Como já mencionado, a violência física foi o tipo que serviu de combustível para a promulgação da Lei 11.304/06, sendo esta a mais comum, e uma das mais bárbaras a serem praticadas contra as mulheres. Conforme uma já mencionada pesquisa feita pelo DATASENADO, a violência física detém o topo do pódio (62% dos relatos das entrevistadas) com relação às demais, seguida da violência moral (39%), da psicológica (38%), e da sexual (12%), conforme apurado pela pesquisa, não houve relatos de violência patrimonial.

Não só leis e programas, mas pesquisas vêm confirmando que programas são necessários para a efetivação das garantias previstas pela Lei 11340/06. Conforme uma pesquisa feita em 2013 pela Secretaria de Transparência do Senado Federal, a proteção contra a mulher está melhor, a da promulgação desta lei, segundo 66% das entrevistadas. (DATASENADO, 2013)

Segundo o último senso realizado no país, em 2010, o Brasil possuía uma população de 97.362.142 de mulheres (BRASIL, 2010), e conforme a pesquisa supramencionada apesar de 99% das mulheres do Brasil já terem ouvido falar da “Lei Maria da Penha”, cerca de 700.000 mulheres (em tese 0,71% da população feminina) ainda são vítimas de agressão no país.

Do número total de entrevistadas, somente 40% afirmaram que procuraram auxílio após a primeira agressão, outras 32% e 21% afirmam, respectivamente, que só procuraram ajuda após a terceira vez que foram agredidas, ou que não procuram por ajuda.

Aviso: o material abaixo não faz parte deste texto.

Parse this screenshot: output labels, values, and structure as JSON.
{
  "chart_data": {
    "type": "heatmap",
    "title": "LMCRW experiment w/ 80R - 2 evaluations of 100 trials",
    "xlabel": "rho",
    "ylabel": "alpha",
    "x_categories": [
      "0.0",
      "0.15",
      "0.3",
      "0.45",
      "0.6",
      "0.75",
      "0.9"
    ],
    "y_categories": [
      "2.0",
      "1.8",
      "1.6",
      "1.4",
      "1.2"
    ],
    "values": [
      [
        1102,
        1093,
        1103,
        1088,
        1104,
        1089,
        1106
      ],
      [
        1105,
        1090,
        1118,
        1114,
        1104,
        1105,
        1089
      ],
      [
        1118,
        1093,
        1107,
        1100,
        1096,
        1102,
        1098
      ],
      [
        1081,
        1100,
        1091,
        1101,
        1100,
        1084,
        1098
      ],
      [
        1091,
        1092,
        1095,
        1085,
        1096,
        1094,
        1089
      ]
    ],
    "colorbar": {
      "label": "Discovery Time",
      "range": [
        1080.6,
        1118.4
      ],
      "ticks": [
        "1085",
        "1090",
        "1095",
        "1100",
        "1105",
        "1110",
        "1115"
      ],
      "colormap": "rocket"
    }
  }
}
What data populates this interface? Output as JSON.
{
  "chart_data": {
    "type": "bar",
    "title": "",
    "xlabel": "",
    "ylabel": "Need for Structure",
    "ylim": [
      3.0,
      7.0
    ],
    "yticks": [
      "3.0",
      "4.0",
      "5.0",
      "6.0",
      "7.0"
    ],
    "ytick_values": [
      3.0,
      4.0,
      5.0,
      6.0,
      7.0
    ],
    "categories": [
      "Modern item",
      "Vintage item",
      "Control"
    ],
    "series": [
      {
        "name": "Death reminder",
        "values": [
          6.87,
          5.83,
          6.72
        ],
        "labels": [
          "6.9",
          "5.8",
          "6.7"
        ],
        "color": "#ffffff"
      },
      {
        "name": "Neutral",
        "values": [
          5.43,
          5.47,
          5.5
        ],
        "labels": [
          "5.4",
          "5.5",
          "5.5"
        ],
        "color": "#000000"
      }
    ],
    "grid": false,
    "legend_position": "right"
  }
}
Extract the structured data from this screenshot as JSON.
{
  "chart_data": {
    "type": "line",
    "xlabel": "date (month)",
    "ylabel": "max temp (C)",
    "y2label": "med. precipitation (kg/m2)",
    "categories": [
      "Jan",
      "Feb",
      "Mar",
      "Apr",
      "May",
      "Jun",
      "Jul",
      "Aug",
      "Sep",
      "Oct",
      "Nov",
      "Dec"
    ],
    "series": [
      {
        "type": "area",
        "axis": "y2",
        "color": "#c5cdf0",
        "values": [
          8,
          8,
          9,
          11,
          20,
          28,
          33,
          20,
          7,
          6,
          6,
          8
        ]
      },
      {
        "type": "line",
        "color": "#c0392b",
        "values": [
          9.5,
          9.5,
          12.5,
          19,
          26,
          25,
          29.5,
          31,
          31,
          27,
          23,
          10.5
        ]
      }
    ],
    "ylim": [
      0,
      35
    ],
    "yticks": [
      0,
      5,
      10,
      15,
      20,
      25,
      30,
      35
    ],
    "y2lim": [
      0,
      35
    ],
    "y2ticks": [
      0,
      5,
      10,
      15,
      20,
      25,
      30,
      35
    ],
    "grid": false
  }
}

Tais dados deixam claro que há uma tendência relativamente alta em “deixar para lá” por parte das agredidas, sendo que o medo é um dos principais fatores (74%) que as impede tomar alguma atitude com relação ao agressor. Dependência financeira (34%), “segundas chances” (22%), medo pelos filhos (34%), não existir punição (23%), desconhecimento de Direitos (19%) e vergonha da agressão (26%) também fazem parte do rol de causas que impedem a efetivação da busca por soluções para o problema. Conforme apontado pela ilustre doutrinadora Maria Berenice Dias, o motivo que faz com que as vítimas não denunciem a primeira agressão é o fato de não quererem se separar do agressor, nem que ele seja preso, apenas desejam parar de apanhar, havendo a denuncia apenas depois que ficarem saturadas de tais situações, as agressões (DIAS, S/D).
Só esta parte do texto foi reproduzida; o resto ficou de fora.